Fiquei horrorizada com um programa da Discovery Channel. Na intenção de mostrar "como sobreviver na selva, no deserto, nas montanhas", o apresentador nos presenteia com cenas em que bebe sua própria urina, devora diversos animais ainda vivos e bebe água do reservatório de camelo morto. É bem verdade que aprendi coisas importantes, como a melhor forma de encontrar água no deserto... embora eu não tenha planos de fazer uma travessia desse tipo... aprendi que água de cocô de elefante pode salvar sua vida, que testículos de bode são uma iguaria bastante nutritiva, mas principalmente aprendi como gostamos de coisas bizarras. E como, ainda horrorizada, fiquei grudada na TV até o programa acabar.

Me lembrei de um ppt feito pelo Mateus a respeito da mídia e ta televisão: "o teatro é a arte do ator, o cinema é a arte do diretor e a TV é a arte do anunciante." Sensacional. "A televisão me deixou burro, muito burro demais" disseram os Titãs.

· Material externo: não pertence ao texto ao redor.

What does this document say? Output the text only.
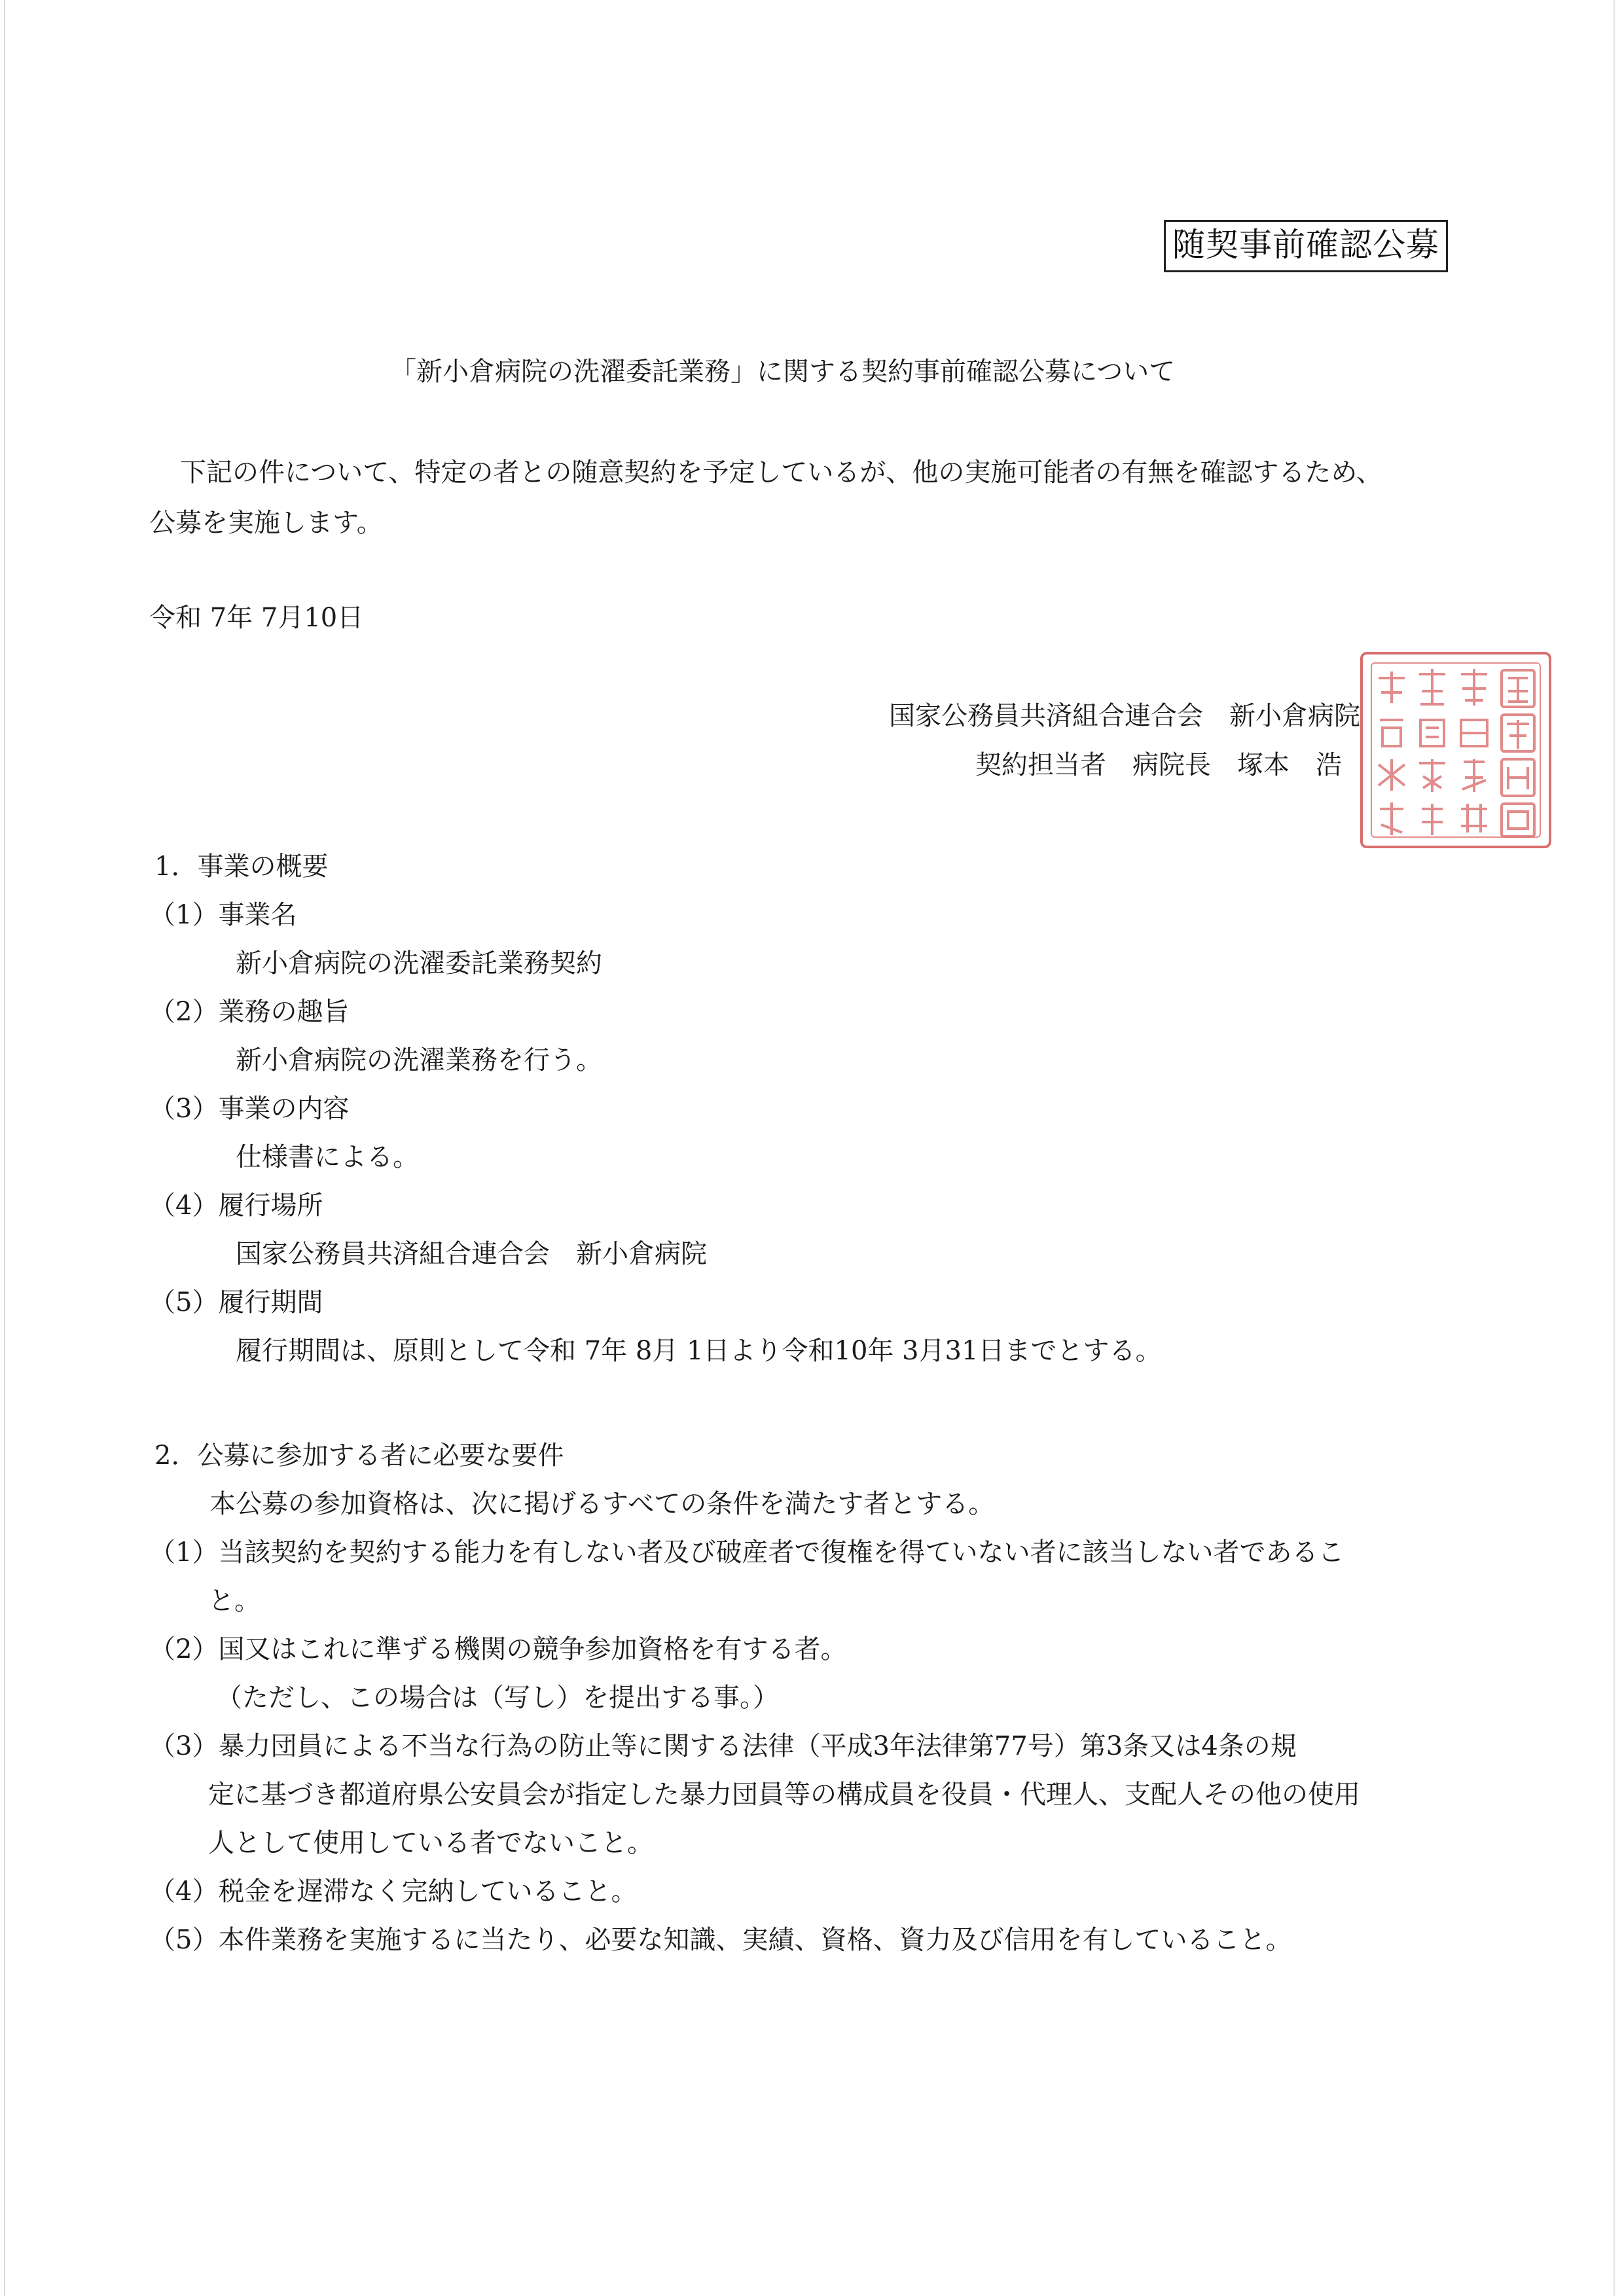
随契事前確認公募
「新小倉病院の洗濯委託業務」に関する契約事前確認公募について
下記の件について、特定の者との随意契約を予定しているが、他の実施可能者の有無を確認するため、
公募を実施します。
令和 7年 7月10日
国家公務員共済組合連合会　新小倉病院
契約担当者　病院長　塚本　浩
1．事業の概要
（1）事業名
新小倉病院の洗濯委託業務契約
（2）業務の趣旨
新小倉病院の洗濯業務を行う。
（3）事業の内容
仕様書による。
（4）履行場所
国家公務員共済組合連合会　新小倉病院
（5）履行期間
履行期間は、原則として令和 7年 8月 1日より令和10年 3月31日までとする。
2．公募に参加する者に必要な要件
本公募の参加資格は、次に掲げるすべての条件を満たす者とする。
（1）当該契約を契約する能力を有しない者及び破産者で復権を得ていない者に該当しない者であるこ
と。
（2）国又はこれに準ずる機関の競争参加資格を有する者。
（ただし、この場合は（写し）を提出する事。）
（3）暴力団員による不当な行為の防止等に関する法律（平成3年法律第77号）第3条又は4条の規
定に基づき都道府県公安員会が指定した暴力団員等の構成員を役員・代理人、支配人その他の使用
人として使用している者でないこと。
（4）税金を遅滞なく完納していること。
（5）本件業務を実施するに当たり、必要な知識、実績、資格、資力及び信用を有していること。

Particularmente adoro TV. Prefiro canais como History Channel, Discovery, Futura, Cultura... mas confesso: não perco o último capítulo da novela global. E percebo que a TV é de fato uma ameaça a minha inteligência, e uma ameaça real.

Sou vegetariana. Ambientalista. E ainda assim, passei cerca de 2 horas vendo um cara esquisito arrancando a cabeça de uma cobra com os dentes e devorando-a em seguida. Alguma coisa está errada, muito errada!